I tend to agree. The CPV does appear far more unstable and unsure of itself than at any time in recent memory. The rot from the government’s handling of the COVID-19 pandemic (and the alleged corruption that accompanied it) seems to be heading toward the top, although one-party accountability isn’t really accountability. Much of the political intrigue in Vietnam has to do with the ideological fixation of Nguyen Phu Trong, the communist party boss who has unleashed a massive anti-corruption and “morality” drive since 2016.
Writing in this column last year, I argued that the anti-corruption and morality campaigns were attempts to form a new “ethical legitimacy” for the Party, one that isn’t based solely on economic performances. Unlike the Chinese Communist Party, the CPV cannot pretend to be the arbitrator of nationalism, since that’s very much in the hands of the people and stirring it might force the Party into conflict with China. Trong’s attempts to resuscitate socialism haven’t had much success. So making the party appear squeaky clean and its cadre most upstanding seems to represent the best chance of shoring up its legitimacy.

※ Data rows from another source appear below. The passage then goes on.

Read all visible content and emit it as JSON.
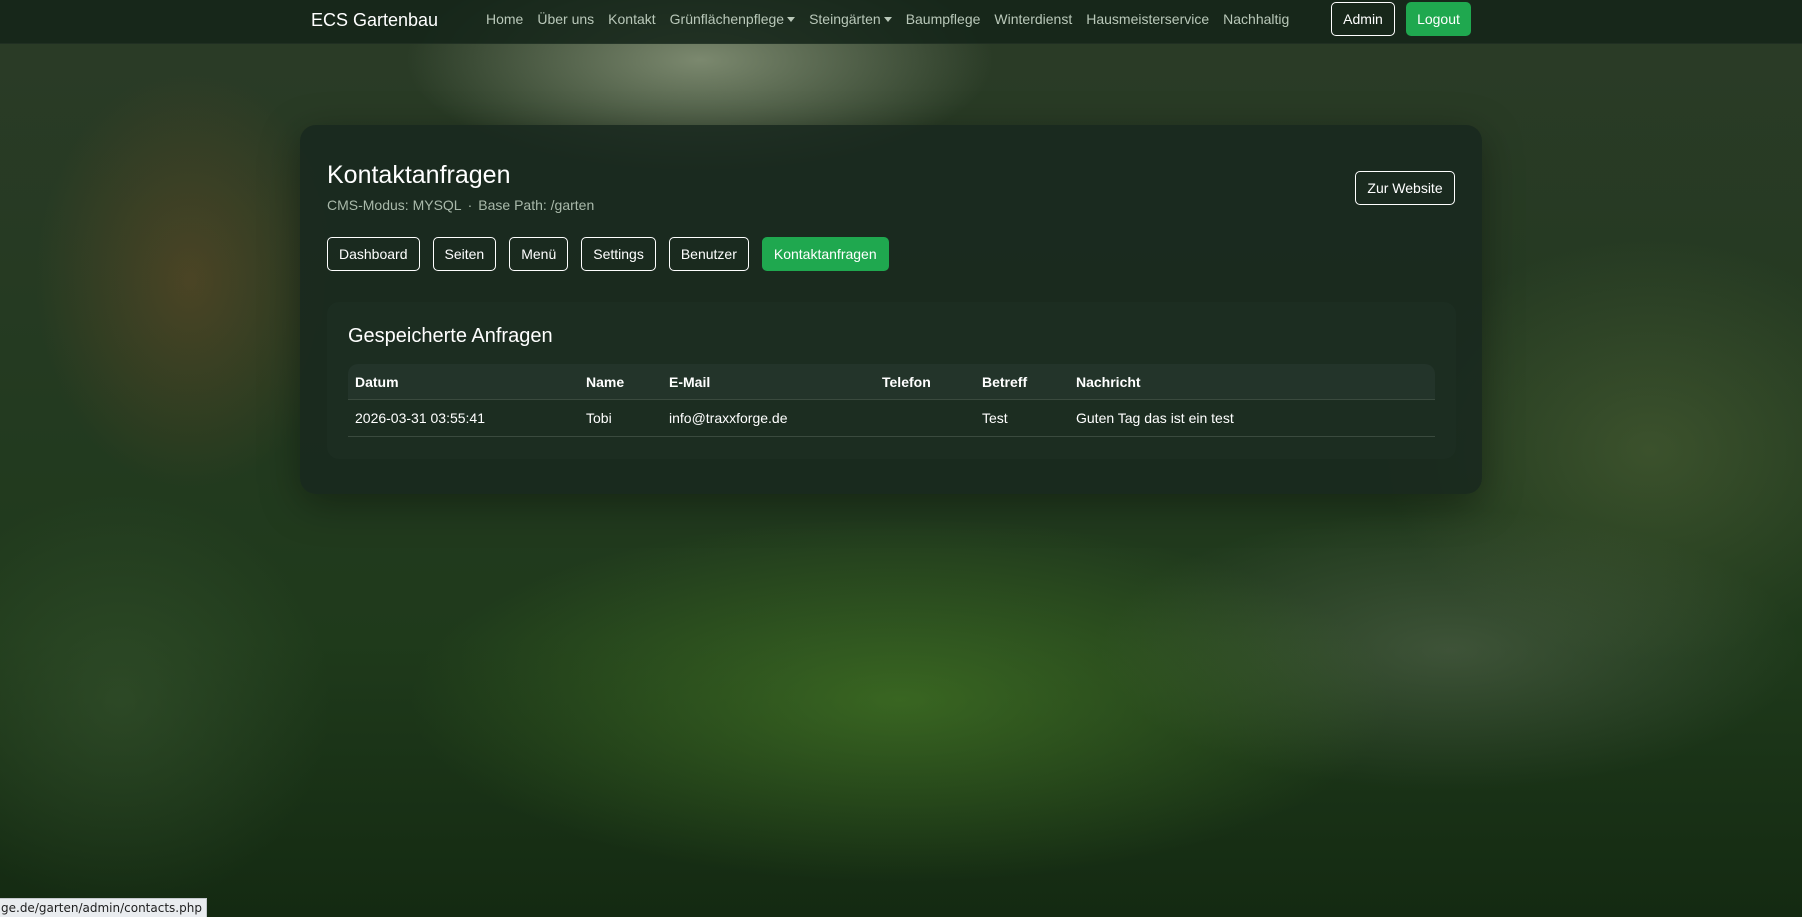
{
  "navbar": {
    "brand": "ECS Gartenbau",
    "links": [
      {
        "label": "Home",
        "dropdown": false
      },
      {
        "label": "Über uns",
        "dropdown": false
      },
      {
        "label": "Kontakt",
        "dropdown": false
      },
      {
        "label": "Grünflächenpflege",
        "dropdown": true
      },
      {
        "label": "Steingärten",
        "dropdown": true
      },
      {
        "label": "Baumpflege",
        "dropdown": false
      },
      {
        "label": "Winterdienst",
        "dropdown": false
      },
      {
        "label": "Hausmeisterservice",
        "dropdown": false
      },
      {
        "label": "Nachhaltig",
        "dropdown": false
      }
    ],
    "admin_label": "Admin",
    "logout_label": "Logout"
  },
  "header": {
    "title": "Kontaktanfragen",
    "cms_mode": "CMS-Modus: MYSQL",
    "separator": "·",
    "base_path": "Base Path: /garten",
    "website_label": "Zur Website"
  },
  "tabs": [
    {
      "label": "Dashboard",
      "active": false
    },
    {
      "label": "Seiten",
      "active": false
    },
    {
      "label": "Menü",
      "active": false
    },
    {
      "label": "Settings",
      "active": false
    },
    {
      "label": "Benutzer",
      "active": false
    },
    {
      "label": "Kontaktanfragen",
      "active": true
    }
  ],
  "contacts": {
    "title": "Gespeicherte Anfragen",
    "columns": [
      "Datum",
      "Name",
      "E-Mail",
      "Telefon",
      "Betreff",
      "Nachricht"
    ],
    "rows": [
      [
        "2026-03-31 03:55:41",
        "Tobi",
        "info@traxxforge.de",
        "",
        "Test",
        "Guten Tag das ist ein test"
      ]
    ]
  },
  "status_url": "ge.de/garten/admin/contacts.php",
  "colors": {
    "accent": "#1fa84f",
    "navbar_bg": "#142418",
    "card_bg": "#18281e"
  }
}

However, there is the risk that the campaign veers towards a Xi Jinping-style attack on the private sector. October saw a run on the Saigon Joint Stock Commercial Bank after rumors circulated about its connections to recent arrests. Truong My Lan, a property tycoon, was detained around the same time. As Nikkei Asia put it: “There is concern that big players will hold off on raising large amounts of money for the foreseeable future to avoid painting a target on their backs. Government agencies are also delaying decisions regarding new investments as a way to minimize the impact of the anti-corruption campaign.”
Vietnam attracted less foreign investment in 2022 than 2021. Foreign investment this January was down 19.8 percent year on year. The narrative that the CPV was the architect of the country’s economic miracle suggests that as long as things remain top-down, then all is well. But the alternative narrative, the one I laid out earlier, suggests we ought to be worried. A party that intervenes more in the private sector should be a matter of concern.